Using Broadcast Time Offsets for Multi-Constellation Users in Harsh Environments

As the number of Global Navigation Satellite Systems (GNSS) is increasing, more and more users depend on multi-GNSS Position, Velocity and Timing (PVT) solutions. Each GNSS, however, operates at its own timescale. Therefore, inter-system time offsets (i.e. system X to system Y Timing Offset [XYTO]) are necessary to align the measurements to a common timescale (e.g. GPS-Time). This study analyses the impact of using the XYTO broadcasted by each system (e.g. Galileo to GPS Time Offset [GGTO]) on the PVT accuracy. This accuracy is compared to the PVT accuracy when this time offset is estimated by the receiver (at the expense of one additional satellite). Real world test data have shown that in good visibility conditions, it appears to be better in terms of PVT accuracy to estimate the XYTO by the receiver. However, for a broadcasted XYTO with an accuracy of a few nanoseconds, the position performance while using either the broadcasted XYTO or the estimated XYTO is very similar. In more challenging environments (e.g. urban canyons), a benefit is evident when the XYTO disseminated by the system is used.

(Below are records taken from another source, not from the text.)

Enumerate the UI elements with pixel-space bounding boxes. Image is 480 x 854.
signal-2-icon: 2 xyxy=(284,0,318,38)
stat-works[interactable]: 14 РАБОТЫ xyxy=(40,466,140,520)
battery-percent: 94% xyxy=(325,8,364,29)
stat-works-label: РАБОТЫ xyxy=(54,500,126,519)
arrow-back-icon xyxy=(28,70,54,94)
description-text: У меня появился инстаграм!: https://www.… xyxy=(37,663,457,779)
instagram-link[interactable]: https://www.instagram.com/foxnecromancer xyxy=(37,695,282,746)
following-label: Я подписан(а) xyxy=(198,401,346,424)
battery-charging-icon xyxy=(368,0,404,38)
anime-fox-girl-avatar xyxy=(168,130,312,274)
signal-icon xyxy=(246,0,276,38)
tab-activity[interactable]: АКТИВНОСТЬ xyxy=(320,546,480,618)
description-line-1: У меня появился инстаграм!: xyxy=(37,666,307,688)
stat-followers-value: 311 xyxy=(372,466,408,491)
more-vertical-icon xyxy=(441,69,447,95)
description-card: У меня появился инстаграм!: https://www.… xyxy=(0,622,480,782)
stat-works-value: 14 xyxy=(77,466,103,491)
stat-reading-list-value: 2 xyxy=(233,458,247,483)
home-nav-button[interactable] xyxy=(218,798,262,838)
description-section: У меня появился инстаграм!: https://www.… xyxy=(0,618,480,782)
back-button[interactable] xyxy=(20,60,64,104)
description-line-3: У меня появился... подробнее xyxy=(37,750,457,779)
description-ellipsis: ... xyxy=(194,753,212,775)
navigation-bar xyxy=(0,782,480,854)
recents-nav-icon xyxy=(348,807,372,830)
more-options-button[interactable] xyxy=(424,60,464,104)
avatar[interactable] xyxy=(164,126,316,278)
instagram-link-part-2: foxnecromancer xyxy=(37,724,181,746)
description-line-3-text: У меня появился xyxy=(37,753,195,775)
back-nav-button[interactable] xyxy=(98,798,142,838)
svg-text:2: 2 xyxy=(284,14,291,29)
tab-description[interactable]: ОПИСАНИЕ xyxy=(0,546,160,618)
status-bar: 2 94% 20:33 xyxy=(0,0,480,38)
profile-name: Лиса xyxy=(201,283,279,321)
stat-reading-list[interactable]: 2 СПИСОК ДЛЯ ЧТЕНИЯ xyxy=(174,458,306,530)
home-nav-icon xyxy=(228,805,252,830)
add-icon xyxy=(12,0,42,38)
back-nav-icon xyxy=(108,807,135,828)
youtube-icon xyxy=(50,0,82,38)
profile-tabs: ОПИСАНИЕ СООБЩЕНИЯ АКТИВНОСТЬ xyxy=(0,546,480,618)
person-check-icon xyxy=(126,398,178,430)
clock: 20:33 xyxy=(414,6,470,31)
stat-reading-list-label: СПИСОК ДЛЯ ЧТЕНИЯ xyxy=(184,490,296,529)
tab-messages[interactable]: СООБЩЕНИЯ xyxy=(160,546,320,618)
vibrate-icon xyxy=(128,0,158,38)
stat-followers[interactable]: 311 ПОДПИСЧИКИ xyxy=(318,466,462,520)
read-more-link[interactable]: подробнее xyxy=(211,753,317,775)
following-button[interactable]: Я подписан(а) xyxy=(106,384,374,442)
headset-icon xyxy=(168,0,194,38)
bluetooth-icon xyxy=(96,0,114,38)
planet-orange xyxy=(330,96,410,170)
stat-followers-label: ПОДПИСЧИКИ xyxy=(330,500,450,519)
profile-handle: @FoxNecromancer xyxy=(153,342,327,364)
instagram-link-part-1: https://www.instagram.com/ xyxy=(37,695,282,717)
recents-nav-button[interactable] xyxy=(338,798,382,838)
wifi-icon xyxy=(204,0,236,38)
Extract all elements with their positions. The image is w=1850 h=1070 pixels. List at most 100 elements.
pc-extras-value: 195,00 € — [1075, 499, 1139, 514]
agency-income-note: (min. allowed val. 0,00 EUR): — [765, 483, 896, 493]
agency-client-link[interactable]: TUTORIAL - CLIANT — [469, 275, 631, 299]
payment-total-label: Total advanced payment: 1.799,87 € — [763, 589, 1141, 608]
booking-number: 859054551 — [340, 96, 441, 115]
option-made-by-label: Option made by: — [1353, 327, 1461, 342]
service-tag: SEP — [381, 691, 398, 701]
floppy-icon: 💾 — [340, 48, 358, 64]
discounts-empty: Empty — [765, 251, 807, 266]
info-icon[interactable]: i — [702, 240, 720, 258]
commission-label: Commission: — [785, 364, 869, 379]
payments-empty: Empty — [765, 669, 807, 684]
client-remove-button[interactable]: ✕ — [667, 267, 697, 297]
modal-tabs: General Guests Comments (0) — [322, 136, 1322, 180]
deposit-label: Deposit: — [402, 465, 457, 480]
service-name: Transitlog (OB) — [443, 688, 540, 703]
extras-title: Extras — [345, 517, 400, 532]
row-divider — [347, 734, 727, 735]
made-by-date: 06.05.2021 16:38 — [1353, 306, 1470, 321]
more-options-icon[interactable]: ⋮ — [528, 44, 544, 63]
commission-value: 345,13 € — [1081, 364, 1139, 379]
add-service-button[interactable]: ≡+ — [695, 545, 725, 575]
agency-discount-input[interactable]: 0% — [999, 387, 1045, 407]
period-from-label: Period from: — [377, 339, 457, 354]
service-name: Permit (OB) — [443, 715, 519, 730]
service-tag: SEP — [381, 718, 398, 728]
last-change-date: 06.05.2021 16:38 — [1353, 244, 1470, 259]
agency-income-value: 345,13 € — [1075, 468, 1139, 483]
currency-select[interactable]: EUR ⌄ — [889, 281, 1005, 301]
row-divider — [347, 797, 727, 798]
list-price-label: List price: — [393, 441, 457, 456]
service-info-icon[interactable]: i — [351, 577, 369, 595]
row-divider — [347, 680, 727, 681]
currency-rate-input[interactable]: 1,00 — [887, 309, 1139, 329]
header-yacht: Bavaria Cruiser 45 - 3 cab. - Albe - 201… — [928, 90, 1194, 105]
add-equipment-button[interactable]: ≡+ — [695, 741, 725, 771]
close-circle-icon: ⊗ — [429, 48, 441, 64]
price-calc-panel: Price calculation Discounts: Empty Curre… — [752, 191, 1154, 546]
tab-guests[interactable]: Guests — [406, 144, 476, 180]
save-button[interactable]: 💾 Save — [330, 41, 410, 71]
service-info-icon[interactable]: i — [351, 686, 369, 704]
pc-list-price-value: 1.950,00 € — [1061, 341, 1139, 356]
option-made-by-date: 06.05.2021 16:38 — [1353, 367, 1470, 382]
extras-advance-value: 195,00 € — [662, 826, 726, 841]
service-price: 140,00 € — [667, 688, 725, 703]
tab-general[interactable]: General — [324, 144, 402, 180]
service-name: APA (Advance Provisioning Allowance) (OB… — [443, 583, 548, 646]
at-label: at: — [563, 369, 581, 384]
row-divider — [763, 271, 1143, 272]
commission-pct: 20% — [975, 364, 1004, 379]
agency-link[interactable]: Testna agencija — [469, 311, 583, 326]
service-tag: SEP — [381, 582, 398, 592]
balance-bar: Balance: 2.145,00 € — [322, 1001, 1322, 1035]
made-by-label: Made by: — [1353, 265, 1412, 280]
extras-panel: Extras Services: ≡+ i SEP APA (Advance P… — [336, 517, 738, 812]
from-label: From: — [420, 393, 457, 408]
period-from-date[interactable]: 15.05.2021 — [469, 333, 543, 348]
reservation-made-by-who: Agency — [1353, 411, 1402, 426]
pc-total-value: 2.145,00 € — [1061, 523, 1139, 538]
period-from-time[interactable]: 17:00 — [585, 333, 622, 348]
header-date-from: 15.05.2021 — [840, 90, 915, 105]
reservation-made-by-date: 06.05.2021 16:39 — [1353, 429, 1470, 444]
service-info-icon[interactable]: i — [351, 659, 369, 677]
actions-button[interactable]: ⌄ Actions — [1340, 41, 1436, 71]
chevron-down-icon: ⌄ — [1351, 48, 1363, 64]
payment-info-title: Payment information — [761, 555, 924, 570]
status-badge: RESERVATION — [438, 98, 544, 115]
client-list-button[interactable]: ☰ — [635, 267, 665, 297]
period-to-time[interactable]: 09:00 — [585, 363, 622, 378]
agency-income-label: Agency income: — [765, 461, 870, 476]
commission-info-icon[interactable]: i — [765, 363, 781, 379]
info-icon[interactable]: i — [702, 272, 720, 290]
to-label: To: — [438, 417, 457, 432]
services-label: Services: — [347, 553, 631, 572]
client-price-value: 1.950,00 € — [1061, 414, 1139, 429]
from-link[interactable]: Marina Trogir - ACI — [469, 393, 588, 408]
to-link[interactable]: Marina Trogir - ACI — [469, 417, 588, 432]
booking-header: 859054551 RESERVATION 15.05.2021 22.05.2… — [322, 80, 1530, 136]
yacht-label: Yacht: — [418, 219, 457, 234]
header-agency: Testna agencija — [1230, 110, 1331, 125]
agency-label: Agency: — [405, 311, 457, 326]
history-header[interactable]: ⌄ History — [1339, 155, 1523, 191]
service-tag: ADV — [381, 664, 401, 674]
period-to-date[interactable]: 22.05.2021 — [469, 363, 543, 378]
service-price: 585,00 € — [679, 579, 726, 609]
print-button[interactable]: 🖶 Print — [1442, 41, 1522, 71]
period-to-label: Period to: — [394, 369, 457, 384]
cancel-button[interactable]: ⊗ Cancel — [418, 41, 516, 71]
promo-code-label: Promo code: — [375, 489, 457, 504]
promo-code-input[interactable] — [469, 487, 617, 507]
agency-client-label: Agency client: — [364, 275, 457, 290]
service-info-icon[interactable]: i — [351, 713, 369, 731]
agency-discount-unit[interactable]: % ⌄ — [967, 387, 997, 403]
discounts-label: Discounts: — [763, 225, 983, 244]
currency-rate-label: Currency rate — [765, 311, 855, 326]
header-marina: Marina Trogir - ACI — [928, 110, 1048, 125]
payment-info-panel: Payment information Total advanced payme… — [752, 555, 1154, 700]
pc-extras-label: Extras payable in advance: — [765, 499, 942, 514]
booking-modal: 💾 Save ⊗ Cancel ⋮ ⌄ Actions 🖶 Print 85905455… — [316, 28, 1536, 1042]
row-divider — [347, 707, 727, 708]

Due to the low number of available satellites in these types of environments, estimating XYTO by the receiver negatively impacts the effective PDOP, resulting in larger position errors. When two systems are used for which no direct XYTO is (currently) broadcasted by the system (e.g. Galileo and BeiDou), a XYTO can always be obtained by using UTC as a pivot. In this way the broadcasted time offsets of each system with respect to UTC are used to acquire XYTO. Real world test data have shown that for both the combination GPS and Galileo as well as the combination Galileo and BeiDou, using UTC as a pivot is a viable option. In open-sky conditions, using the XYTO computed using UTC as a pivot results in a very similar position accuracy compared to the position accuracy while using the XYTO estimated by the receiver.